Philippines President Rodrigo Duterte’s dramatic pivot to China is the most serious setback to the US’s position in Southeast Asia since the fall of Saigon to the communists in April 1975.
It gravely weakens the US alliance system in Asia, which is the bedrock of Australian security. It is a direct result of the near-total failure of every foreign policy initiative of Barack Obama’s second term over the past four years.
China, Russia and Iran now are acting as classical revisionist powers, sharply and dangerously extending their respective spheres of influence in response to Obama’s growing weakness.
Duterte’s comments on America, echoed increasingly by his cabinet secretaries, surely indicate the strong possibility of a profound shift in The Philippines’ strategic orientation.
If the US loses The Philippines, its oldest and in some ways closest Asian partner, Obama’s Asia pivot is a total bust and the region’s underlying security system will be severely undermined.
In Beijing at the end of last week, Duterte declared: “In this venue, I announce my separation from the United States.”
“America has lost now, and maybe I will also go to Russia to talk to Putin and tell him there are three of us against the world: China, Philippines and Russia. It’s the only way.”
Earlier, he had referred to Obama as a “son of a whore”, which led to the US cancelling a meeting between the two leaders.
Duterte and Foreign Secretary Perfecto Yasay have been rousing anti-American nationalist sentiments based on US military atrocities committed more than a century ago when Washington ruled The Philippines.
He has called for an end to joint naval patrols, called for US troops to leave Mindanao where they help in anti-terrorist campaigns, and said he would review the 2014 Enhanced Defence Co-operation Agreement.
These statements can no longer be dismissed as wild rhetoric.
The US lost its old Philippines bases — Subic Bay and Clark Air Field — in a Philippines Senate vote in 1992, but then they were of no military consequence.
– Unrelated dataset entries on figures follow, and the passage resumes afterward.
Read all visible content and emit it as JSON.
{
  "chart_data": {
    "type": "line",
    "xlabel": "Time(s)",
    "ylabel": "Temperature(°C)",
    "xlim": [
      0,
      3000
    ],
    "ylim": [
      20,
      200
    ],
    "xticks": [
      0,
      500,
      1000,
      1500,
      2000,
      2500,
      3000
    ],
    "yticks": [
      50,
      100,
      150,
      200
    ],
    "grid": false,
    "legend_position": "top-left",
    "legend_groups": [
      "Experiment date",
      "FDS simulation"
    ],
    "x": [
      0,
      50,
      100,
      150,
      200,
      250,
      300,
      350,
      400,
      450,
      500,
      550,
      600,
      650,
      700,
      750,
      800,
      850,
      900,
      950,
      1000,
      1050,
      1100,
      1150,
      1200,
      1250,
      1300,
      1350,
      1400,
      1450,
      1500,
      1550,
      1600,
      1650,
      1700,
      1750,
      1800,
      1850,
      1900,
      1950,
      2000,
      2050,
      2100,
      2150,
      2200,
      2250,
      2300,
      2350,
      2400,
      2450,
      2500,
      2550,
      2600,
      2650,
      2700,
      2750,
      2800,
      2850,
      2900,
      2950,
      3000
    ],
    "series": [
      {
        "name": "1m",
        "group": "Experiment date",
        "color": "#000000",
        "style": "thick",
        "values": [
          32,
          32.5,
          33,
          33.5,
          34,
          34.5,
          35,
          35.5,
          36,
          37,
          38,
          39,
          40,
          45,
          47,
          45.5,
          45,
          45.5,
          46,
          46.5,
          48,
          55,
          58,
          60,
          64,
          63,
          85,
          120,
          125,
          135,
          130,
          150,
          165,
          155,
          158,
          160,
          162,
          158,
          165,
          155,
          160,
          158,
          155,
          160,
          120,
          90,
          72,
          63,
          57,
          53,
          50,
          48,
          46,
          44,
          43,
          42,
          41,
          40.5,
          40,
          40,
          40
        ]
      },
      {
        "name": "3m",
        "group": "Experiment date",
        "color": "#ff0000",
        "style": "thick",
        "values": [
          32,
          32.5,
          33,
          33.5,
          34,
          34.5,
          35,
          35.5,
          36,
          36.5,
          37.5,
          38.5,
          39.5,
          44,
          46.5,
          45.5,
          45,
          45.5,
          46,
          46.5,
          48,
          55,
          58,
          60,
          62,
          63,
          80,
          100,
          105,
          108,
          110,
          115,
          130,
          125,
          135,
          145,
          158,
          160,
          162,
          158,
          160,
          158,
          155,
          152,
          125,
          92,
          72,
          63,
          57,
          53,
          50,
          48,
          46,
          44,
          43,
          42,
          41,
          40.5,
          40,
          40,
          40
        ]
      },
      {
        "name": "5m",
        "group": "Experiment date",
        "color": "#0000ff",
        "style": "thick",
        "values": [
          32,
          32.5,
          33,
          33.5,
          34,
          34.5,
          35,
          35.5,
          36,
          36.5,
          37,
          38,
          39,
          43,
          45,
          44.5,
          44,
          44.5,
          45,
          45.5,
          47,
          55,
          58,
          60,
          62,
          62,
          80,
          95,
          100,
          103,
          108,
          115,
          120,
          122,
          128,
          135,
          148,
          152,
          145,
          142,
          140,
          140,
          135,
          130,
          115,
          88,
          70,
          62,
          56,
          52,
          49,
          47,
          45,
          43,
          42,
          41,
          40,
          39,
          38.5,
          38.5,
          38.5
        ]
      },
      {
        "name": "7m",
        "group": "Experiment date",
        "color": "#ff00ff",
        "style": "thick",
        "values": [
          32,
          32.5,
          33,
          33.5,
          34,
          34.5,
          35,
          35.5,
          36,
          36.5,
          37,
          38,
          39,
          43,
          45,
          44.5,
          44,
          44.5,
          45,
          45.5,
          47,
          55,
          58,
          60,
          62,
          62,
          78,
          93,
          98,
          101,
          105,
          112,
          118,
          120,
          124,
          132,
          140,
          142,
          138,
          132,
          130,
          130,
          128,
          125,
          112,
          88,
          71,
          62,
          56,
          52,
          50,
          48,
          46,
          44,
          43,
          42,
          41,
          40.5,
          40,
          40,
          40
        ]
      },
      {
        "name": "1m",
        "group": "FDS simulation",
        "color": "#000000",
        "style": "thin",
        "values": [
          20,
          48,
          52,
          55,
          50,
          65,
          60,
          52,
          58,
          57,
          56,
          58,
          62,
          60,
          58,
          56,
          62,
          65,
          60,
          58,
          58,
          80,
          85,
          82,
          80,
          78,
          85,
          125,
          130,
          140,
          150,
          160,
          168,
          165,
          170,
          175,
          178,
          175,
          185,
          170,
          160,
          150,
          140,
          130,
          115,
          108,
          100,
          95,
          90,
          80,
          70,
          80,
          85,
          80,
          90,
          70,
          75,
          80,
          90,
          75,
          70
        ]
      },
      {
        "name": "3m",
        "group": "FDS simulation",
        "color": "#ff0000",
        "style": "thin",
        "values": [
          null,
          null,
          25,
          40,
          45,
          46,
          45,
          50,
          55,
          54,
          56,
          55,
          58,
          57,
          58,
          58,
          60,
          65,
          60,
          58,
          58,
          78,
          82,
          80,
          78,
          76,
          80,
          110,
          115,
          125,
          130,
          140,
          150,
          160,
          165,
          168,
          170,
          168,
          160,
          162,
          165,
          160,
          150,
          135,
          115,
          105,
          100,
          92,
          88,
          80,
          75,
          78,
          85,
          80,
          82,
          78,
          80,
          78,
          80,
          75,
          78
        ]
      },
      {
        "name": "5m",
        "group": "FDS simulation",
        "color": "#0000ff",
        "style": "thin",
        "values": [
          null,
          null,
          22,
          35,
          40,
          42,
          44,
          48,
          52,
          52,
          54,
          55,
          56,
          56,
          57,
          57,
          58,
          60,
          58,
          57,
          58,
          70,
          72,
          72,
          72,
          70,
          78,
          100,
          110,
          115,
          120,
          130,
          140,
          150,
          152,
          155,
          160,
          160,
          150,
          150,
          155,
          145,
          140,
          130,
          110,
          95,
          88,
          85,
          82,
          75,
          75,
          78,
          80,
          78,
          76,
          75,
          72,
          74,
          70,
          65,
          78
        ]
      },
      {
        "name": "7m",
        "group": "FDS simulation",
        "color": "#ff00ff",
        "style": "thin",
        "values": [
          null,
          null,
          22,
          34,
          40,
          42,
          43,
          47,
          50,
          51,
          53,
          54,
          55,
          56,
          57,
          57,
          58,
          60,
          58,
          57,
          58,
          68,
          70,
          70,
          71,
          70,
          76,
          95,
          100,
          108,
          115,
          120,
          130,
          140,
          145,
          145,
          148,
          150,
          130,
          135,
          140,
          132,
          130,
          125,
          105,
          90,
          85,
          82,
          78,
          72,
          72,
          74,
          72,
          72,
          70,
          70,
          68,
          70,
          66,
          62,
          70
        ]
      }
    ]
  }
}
It now has no permanent bases in The Philippines, but has five facilities at which it rotates from virtually at will, including one at Palawan near the disputed Scarborough Shoals, which Beijing occupied after forcibly evicting The Philippines Navy.
In July, the previous administration won what seemed a decisive victory at the Permanent Court of Arbitration, which ruled Beijing had no claim to these reefs and had violated other nations’ rights.
The US is active in the South China Sea, partly to support Southeast Asian nations that claim sovereignty over different outcrops and that have been bullied by China, which claims virtually all the South China Sea.
Duterte seems to have made the following calculation: the Scarborough Shoals won’t provide jobs for The Philippines. If he gives in to Beijing, without formally conceding sovereignty, he will be rewarded with Chinese loans and investments, and Beijing will not criticise him for extrajudicial killings in his anti-drugs campaign.
Obama is not managing his alliances. He neither rewards friends nor penalises enemies. He is a symbol of strategic impotence.
Beijing offers unqualified political support and substantial money. Duterte signed trade, investment and loan deals worth $30 billion in Beijing.
After the international court ruling, Obama did virtually nothing. His administration has run just four freedom-of-navigation exercises in the South China Sea, some involving a single US ship. When Beijing wanted to demonstrate its naval capabilities in the South China Sea, it sent 200 ships.
All Obama’s foreign policy initiatives have collapsed: the reset with Russia; the deal with Iran; the bombing of Libya; the leading from behind in Syria. He has lost allies and influence while Moscow, Tehran and Beijing have emphasised what they can do for their allies — and their enemies.
The underlying US position in The Philippines is strong, with massive US investment and deep military co-operation. But Obama’s inattention and fecklessness may have thrown it all away in a humiliating defeat.
We still have nearly three months of Obama in his lame-duck phase and it will be some months again before the next president, presumably Hillary Clinton, can get her administration together and try to retrieve the mess. This is an intensely dangerous few months for all nations who rely on the US alliance system for security.